After the successful completion of the module you will
- understand the working principles of superconducting qubits.
- understand the operational principles of superconducting qubit-based platforms.
- understand the principles of quantum algorithms and know about promising applications.
- understand how to characterize the quality of a quantum operation and a quantum algorithm.
- be able to program your own quantum algorithms using online available quantum computing platforms (such as the IBM Q Experience).
- understand the challenges ahead for building more powerful quantum processors.
- have a general overview on current quantum computing platforms such as trapped ions and spin qubits and be able to assess the current status and ongoing developments in the field.
No preconditions in addition to the requirements for the Master’s program in Physics.
Courses, Learning and Teaching Methods and Literature
Courses and Schedule
|VO||2||Quantum Computing with Superconducting Qubits: architecture and algorithms||Filipp, S.||
Fri, 09:00–11:00, WMI 143
|UE||2||Exercise to Quantum Computing with Superconducting Qubits: architecture and algorithms||
Responsible/Coordination: Filipp, S.
|dates in groups||
Learning and Teaching Methods
The module contains a lecture and an exercise both offered in form of a single block module. In the lecture the learning content is presented and discussed. In the exercises the students will get the chance to deepen their understanding with problem examples and calculations.
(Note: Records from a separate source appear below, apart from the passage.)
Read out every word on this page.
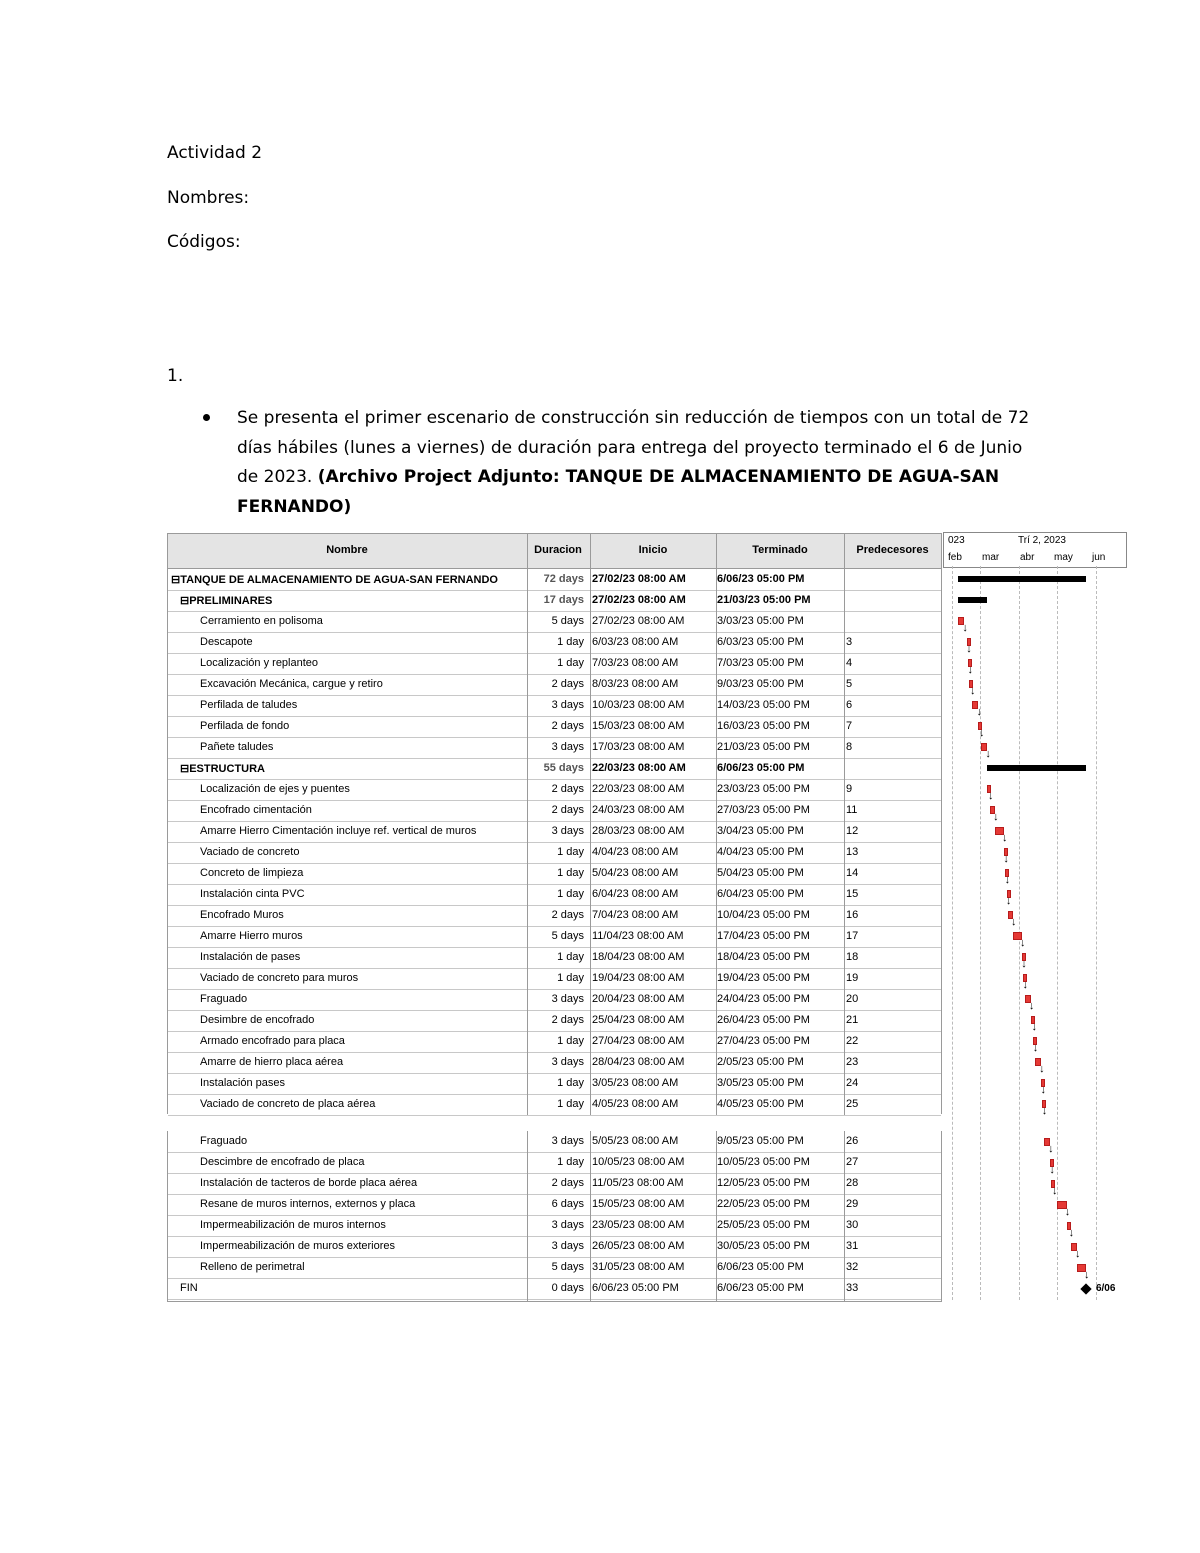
Actividad 2
Nombres:
Códigos:
1.
Se presenta el primer escenario de construcción sin reducción de tiempos con un total de 72 días hábiles (lunes a viernes) de duración para entrega del proyecto terminado el 6 de Junio de 2023. (Archivo Project Adjunto: TANQUE DE ALMACENAMIENTO DE AGUA-SAN FERNANDO)
Nombre	Duracion	Inicio	Terminado	Predecesores
⊟TANQUE DE ALMACENAMIENTO DE AGUA-SAN FERNANDO	72 days 27/02/23 08:00 AM	6/06/23 05:00 PM
⊟PRELIMINARES	17 days 27/02/23 08:00 AM	21/03/23 05:00 PM
Cerramiento en polisoma	5 days 27/02/23 08:00 AM	3/03/23 05:00 PM
Descapote	1 day 6/03/23 08:00 AM	6/03/23 05:00 PM	3
Localización y replanteo	1 day 7/03/23 08:00 AM	7/03/23 05:00 PM	4
Excavación Mecánica, cargue y retiro	2 days 8/03/23 08:00 AM	9/03/23 05:00 PM	5
Perfilada de taludes	3 days 10/03/23 08:00 AM	14/03/23 05:00 PM	6
Perfilada de fondo	2 days 15/03/23 08:00 AM	16/03/23 05:00 PM	7
Pañete taludes	3 days 17/03/23 08:00 AM	21/03/23 05:00 PM	8
⊟ESTRUCTURA	55 days 22/03/23 08:00 AM	6/06/23 05:00 PM
Localización de ejes y puentes	2 days 22/03/23 08:00 AM	23/03/23 05:00 PM	9
Encofrado cimentación	2 days 24/03/23 08:00 AM	27/03/23 05:00 PM	11
Amarre Hierro Cimentación incluye ref. vertical de muros	3 days 28/03/23 08:00 AM	3/04/23 05:00 PM	12
Vaciado de concreto	1 day 4/04/23 08:00 AM	4/04/23 05:00 PM	13
Concreto de limpieza	1 day 5/04/23 08:00 AM	5/04/23 05:00 PM	14
Instalación cinta PVC	1 day 6/04/23 08:00 AM	6/04/23 05:00 PM	15
Encofrado Muros	2 days 7/04/23 08:00 AM	10/04/23 05:00 PM	16
Amarre Hierro muros	5 days 11/04/23 08:00 AM	17/04/23 05:00 PM	17
Instalación de pases	1 day 18/04/23 08:00 AM	18/04/23 05:00 PM	18
Vaciado de concreto para muros	1 day 19/04/23 08:00 AM	19/04/23 05:00 PM	19
Fraguado	3 days 20/04/23 08:00 AM	24/04/23 05:00 PM	20
Desimbre de encofrado	2 days 25/04/23 08:00 AM	26/04/23 05:00 PM	21
Armado encofrado para placa	1 day 27/04/23 08:00 AM	27/04/23 05:00 PM	22
Amarre de hierro placa aérea	3 days 28/04/23 08:00 AM	2/05/23 05:00 PM	23
Instalación pases	1 day 3/05/23 08:00 AM	3/05/23 05:00 PM	24
Vaciado de concreto de placa aérea	1 day 4/05/23 08:00 AM	4/05/23 05:00 PM	25
Fraguado	3 days 5/05/23 08:00 AM	9/05/23 05:00 PM	26
Descimbre de encofrado de placa	1 day 10/05/23 08:00 AM	10/05/23 05:00 PM	27
Instalación de tacteros de borde placa aérea	2 days 11/05/23 08:00 AM	12/05/23 05:00 PM	28
Resane de muros internos, externos y placa	6 days 15/05/23 08:00 AM	22/05/23 05:00 PM	29
Impermeabilización de muros internos	3 days 23/05/23 08:00 AM	25/05/23 05:00 PM	30
Impermeabilización de muros exteriores	3 days 26/05/23 08:00 AM	30/05/23 05:00 PM	31
Relleno de perimetral	5 days 31/05/23 08:00 AM	6/06/23 05:00 PM	32
FIN	0 days 6/06/23 05:00 PM	6/06/23 05:00 PM	33
023	Trí 2, 2023
feb mar abr may jun
↓
↓
↓
↓
↓
↓
↓
↓
↓
↓
↓
↓
↓
↓
↓
↓
↓
↓
↓
↓
↓
↓
↓
↓
↓
↓
↓
↓
↓
↓
6/06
Quantum algorithms will be programmed using cloud-based quantum computing services (IBM Q Experience).
Powerpoint slides, Jupyter/Python notebooks, Videostreams & online discussion groups (situation dependent)
- Lecture notes (slides)
- P. Krantz et al. 'A quantum engineer's guide to superconducting qubits'. Applied Physics Reviews 6, 021318 (2019).
- Nielsen & Chuang, 'Quantum Computation and Quantum Information'. Cambridge Univ. Press.
- 'Learn Quantum Computation with Qiskit', https://qiskit.org/textbook/preface.html'.
Description of exams and course work
There will be an oral exam of 25 minutes duration. Therein the achievement of the competencies given in section learning outcome is tested exemplarily at least to the given cognition level using comprehension questions and sample calculations.
For example an assignment in the exam might be:
- Describe how the coherence time of a superconducting qubit can be measured.
- Describe the working principle of Grover's algorithm.
- Describe a quantum circuit that generates entanglement between two qubits and show that the resulting state is entangled. Describe, how this circuit can be realized with superconducting qubits.
- Write down and explain the Hamiltonian of a Cooper-pair box qubit.
- What are the challenges to compute the groundstate of molecules on a quantum computer using a variational algorithm?
The exam may be repeated at the end of the semester.